20. Even Odd Tree

A binary tree is named Even-Odd if it meets the following conditions:

• The root of the binary tree is at level index 0, its children are at level index 1, their children are at level index 2, etc.

• For every even-indexed level, all nodes at the level have odd integer values in strictly increasing order (from left to right).

• For every odd-indexed level, all nodes at the level have even integer values in strictly decreasing order (from left to right).

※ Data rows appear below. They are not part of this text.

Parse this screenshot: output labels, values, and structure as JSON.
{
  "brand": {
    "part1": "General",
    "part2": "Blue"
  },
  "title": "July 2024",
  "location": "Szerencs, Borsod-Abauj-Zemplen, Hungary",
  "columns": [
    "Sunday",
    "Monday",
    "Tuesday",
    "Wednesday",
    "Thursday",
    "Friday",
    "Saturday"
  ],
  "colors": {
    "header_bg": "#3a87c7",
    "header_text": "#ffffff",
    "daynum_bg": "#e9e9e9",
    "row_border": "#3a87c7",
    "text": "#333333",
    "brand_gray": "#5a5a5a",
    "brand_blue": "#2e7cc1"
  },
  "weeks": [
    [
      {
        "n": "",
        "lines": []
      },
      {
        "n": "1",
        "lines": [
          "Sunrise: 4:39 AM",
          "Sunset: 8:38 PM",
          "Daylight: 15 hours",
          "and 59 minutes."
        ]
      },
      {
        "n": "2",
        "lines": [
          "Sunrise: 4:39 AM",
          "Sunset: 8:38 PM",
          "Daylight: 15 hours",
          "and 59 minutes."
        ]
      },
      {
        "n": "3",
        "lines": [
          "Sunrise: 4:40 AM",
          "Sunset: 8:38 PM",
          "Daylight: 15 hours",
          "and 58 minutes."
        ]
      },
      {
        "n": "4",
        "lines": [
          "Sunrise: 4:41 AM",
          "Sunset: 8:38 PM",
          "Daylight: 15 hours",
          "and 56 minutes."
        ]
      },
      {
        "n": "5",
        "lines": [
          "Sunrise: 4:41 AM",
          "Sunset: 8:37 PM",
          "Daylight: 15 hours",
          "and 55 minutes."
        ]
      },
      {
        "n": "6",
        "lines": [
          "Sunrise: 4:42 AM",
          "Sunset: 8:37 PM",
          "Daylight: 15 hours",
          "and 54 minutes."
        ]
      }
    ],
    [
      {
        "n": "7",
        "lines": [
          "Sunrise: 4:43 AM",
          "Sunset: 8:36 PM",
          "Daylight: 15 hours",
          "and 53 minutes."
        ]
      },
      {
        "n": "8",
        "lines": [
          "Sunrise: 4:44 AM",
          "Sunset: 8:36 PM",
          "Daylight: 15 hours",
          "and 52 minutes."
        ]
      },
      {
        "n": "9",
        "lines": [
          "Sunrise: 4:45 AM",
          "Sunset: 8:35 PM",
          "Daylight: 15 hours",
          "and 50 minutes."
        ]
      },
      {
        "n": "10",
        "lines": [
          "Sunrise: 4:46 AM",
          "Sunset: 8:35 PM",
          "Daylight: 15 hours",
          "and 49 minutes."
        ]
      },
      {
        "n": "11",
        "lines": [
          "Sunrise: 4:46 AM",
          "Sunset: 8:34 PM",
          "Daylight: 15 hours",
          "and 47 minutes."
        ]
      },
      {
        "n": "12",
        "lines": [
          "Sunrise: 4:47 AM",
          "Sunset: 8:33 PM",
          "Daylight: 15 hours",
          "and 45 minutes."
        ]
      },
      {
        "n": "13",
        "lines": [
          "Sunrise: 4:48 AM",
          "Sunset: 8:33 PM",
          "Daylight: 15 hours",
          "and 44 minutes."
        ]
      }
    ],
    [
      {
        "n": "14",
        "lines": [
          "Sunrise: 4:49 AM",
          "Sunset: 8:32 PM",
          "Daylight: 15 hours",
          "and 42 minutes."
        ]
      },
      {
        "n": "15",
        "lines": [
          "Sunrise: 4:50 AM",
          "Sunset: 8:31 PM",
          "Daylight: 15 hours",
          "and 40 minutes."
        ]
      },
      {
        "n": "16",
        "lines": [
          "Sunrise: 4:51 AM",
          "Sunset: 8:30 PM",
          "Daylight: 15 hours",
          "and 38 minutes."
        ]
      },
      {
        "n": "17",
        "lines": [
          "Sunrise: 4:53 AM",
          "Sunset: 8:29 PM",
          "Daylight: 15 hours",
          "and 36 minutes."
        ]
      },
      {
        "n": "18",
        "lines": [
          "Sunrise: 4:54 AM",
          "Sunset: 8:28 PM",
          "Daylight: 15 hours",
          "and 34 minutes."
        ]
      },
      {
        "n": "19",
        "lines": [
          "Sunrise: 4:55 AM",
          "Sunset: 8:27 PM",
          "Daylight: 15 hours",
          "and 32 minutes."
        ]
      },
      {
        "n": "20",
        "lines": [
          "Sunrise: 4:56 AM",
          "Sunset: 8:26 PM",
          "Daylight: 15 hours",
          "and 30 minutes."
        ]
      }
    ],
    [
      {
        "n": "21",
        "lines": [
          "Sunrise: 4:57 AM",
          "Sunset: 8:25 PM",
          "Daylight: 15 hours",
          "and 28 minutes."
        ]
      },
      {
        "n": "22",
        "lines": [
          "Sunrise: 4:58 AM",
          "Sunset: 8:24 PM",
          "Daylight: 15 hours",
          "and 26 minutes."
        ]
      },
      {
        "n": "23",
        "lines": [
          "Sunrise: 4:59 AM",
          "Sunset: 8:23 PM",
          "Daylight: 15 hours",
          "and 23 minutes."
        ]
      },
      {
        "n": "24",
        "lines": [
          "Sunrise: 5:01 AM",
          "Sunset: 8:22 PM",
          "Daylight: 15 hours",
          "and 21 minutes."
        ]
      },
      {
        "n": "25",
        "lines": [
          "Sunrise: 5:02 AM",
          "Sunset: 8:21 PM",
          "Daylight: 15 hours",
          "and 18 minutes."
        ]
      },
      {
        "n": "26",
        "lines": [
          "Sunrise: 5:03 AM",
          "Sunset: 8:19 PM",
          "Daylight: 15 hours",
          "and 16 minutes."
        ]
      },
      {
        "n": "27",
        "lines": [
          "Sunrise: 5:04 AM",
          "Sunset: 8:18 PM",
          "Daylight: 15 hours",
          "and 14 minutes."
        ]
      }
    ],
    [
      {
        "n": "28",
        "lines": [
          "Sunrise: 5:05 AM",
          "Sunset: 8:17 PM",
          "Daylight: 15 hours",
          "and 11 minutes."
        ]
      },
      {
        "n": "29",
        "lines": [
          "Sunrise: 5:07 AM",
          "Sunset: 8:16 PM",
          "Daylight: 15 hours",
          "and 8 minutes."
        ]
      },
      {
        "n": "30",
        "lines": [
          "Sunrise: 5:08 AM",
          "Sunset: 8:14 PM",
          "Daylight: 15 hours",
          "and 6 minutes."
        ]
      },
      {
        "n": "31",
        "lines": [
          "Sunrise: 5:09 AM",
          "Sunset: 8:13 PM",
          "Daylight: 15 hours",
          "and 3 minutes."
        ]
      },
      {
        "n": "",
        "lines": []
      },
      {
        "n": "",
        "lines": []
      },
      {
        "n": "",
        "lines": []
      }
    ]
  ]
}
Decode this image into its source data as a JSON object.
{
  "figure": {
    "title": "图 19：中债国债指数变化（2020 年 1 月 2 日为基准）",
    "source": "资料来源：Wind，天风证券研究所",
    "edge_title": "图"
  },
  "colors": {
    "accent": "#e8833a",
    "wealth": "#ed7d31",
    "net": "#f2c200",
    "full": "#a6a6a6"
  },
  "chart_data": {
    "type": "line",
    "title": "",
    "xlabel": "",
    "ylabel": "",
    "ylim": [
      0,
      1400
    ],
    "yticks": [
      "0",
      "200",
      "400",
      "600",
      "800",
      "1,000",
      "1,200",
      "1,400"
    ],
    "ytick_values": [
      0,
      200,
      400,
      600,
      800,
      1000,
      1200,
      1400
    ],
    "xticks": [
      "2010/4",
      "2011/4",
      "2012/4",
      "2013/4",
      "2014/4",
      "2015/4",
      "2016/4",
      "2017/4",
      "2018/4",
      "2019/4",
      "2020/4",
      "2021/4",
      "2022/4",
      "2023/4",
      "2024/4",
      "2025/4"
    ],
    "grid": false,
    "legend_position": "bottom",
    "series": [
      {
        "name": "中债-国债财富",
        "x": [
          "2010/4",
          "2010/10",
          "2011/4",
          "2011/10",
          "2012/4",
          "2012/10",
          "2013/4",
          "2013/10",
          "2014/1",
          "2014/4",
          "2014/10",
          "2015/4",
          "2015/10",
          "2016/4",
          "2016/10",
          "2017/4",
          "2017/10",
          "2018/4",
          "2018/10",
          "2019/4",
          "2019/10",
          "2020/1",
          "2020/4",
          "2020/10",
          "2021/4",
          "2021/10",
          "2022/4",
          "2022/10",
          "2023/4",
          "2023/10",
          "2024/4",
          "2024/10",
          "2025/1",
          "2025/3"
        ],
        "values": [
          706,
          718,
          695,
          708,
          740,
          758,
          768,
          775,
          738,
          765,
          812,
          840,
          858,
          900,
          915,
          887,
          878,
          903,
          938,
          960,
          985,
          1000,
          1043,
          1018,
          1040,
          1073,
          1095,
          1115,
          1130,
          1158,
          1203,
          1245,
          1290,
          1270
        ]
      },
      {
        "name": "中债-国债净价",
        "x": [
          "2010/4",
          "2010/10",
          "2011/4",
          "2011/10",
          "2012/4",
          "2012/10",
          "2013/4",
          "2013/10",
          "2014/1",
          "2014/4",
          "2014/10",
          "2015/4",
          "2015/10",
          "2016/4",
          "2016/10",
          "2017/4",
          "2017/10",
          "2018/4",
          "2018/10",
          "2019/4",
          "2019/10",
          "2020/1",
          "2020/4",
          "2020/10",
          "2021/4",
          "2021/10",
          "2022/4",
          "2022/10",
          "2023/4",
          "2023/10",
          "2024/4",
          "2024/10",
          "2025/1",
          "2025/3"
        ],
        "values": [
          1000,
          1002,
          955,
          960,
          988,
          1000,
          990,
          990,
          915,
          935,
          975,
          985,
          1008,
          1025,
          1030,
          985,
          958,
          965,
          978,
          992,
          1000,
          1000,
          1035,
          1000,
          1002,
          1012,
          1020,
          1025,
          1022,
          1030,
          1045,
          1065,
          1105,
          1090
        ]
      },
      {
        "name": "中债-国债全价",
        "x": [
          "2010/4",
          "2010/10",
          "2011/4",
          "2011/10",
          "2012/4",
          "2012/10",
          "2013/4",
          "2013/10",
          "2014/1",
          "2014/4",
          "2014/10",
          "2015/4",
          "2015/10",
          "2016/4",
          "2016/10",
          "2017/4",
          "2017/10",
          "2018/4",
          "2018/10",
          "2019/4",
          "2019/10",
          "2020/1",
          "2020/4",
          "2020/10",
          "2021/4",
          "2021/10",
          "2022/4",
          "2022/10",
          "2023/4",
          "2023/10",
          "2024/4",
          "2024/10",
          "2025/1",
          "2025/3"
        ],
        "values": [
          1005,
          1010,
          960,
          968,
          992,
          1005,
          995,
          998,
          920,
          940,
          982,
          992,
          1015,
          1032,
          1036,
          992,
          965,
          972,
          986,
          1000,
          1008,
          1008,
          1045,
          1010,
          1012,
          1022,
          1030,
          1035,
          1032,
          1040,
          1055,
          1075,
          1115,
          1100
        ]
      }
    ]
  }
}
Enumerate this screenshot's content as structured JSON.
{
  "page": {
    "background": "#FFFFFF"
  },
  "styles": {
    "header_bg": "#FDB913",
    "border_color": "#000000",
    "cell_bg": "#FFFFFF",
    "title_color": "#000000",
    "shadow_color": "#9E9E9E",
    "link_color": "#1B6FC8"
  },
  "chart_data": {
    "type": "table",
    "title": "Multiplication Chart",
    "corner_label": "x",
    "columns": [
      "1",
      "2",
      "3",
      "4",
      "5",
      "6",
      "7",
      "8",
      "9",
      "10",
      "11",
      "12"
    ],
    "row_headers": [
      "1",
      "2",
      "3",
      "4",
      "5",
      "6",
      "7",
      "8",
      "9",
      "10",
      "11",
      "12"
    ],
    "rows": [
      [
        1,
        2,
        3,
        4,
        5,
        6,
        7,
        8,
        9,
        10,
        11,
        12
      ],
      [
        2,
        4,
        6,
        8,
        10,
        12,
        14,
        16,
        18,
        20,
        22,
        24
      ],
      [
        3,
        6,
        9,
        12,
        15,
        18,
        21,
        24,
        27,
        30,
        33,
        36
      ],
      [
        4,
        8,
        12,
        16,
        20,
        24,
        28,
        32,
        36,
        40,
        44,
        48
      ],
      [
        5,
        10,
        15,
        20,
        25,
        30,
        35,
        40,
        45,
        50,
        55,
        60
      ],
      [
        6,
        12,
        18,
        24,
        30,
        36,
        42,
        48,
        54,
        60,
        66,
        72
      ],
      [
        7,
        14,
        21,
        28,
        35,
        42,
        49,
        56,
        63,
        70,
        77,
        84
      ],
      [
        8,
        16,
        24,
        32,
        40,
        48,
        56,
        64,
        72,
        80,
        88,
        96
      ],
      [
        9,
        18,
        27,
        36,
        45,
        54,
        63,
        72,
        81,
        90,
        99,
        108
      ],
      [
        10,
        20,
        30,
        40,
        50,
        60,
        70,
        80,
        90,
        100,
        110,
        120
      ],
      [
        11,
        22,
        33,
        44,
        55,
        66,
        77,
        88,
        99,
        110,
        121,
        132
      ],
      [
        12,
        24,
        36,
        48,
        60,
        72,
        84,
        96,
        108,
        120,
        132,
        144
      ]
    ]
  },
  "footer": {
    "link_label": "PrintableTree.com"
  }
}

Given the root of a binary tree, return true if the binary tree is Even-Odd, otherwise return false.

Example 1:

Input: root = [1,10,4,3,null,7,9,12,8,6,null,null,2]
Output: true
Explanation: The node values on each level are:
Level 0: [1]
Level 1: [10,4]
Level 2: [3,7,9]
Level 3: [12,8,6,2]
Since levels 0 and 2 are all odd and increasing, and levels 1 and 3 are all even and decreasing, the tree is Even-Odd.

Example 2:

Input: root = [5,4,2,3,3,7]
Output: false
Explanation: The node values on each level are:
Level 0: [5]
Level 1: [4,2]
Level 2: [3,3,7]
Node values in the level 2 must be in strictly increasing order, so the tree is not Even-Odd.

Example 3:

Input: root = [5,9,1,3,5,7]
Output: false
Explanation: Node values in the level 1 should be even integers.

Example 4:

Input: root = [1]
Output: true

Example 5:

Input: root = [11,8,6,1,3,9,11,30,20,18,16,12,10,4,2,17]
Output: true

Solution: (BFS and Array)

class Solution
{
public:
    bool isEvenOddTree(TreeNode *root)
    {

        queue<TreeNode *> q;
        q.push(root);

        int level = 0;

        while (!q.empty())
        {

            int s = q.size();
            vector<int> v;
            while (s--)
            {
                TreeNode *t = q.front();
                q.pop();
                v.push_back(t->val);
                if (t->left)
                {
                    q.push(t->left);
                }

                if (t->right)
                {
                    q.push(t->right);
                }
            }

            int prev = (level%2==0)? -1 : INT_MAX; 
            for (int i = 0; i < v.size(); i++)
            {
                if (level % 2 == 0)
                {
                    if (v[i] % 2 == 0 || v[i] <= prev)
                    {
                        return false;
                    }
                }

                if (level % 2 != 0)
                {
                    if (v[i] % 2 != 0 || v[i]>=prev)
                    {
                        return false;
                    }
                }

                prev = v[i];
            }
            level++;
        }

        return true;
    }
};

Solution: (Optimized BFS)

class Solution
{
public:
    bool isEvenOddTree(TreeNode *root)
    {

        queue<TreeNode *> q;
        q.push(root);

        int level = 0;
        
        while (!q.empty())
        {

            int s = q.size();
            int prev = (level % 2 == 0) ? -1 : INT_MAX;
            
            while (s--)
            {
                TreeNode *t = q.front();
                q.pop();

                if (t->left)
                {
                    q.push(t->left);
                }

                if (t->right)
                {
                    q.push(t->right);
                }

                if (level % 2 == 0)
                {
                    if (t->val % 2 == 0 || t->val <= prev)
                    {
                        return false;
                    }
                }

                if (level % 2 != 0)
                {
                    if (t->val % 2 != 0 || t->val >= prev)
                    {
                        return false;
                    }
                }

                prev = t->val;
            }

            level++;
        }

        return true;
    }
};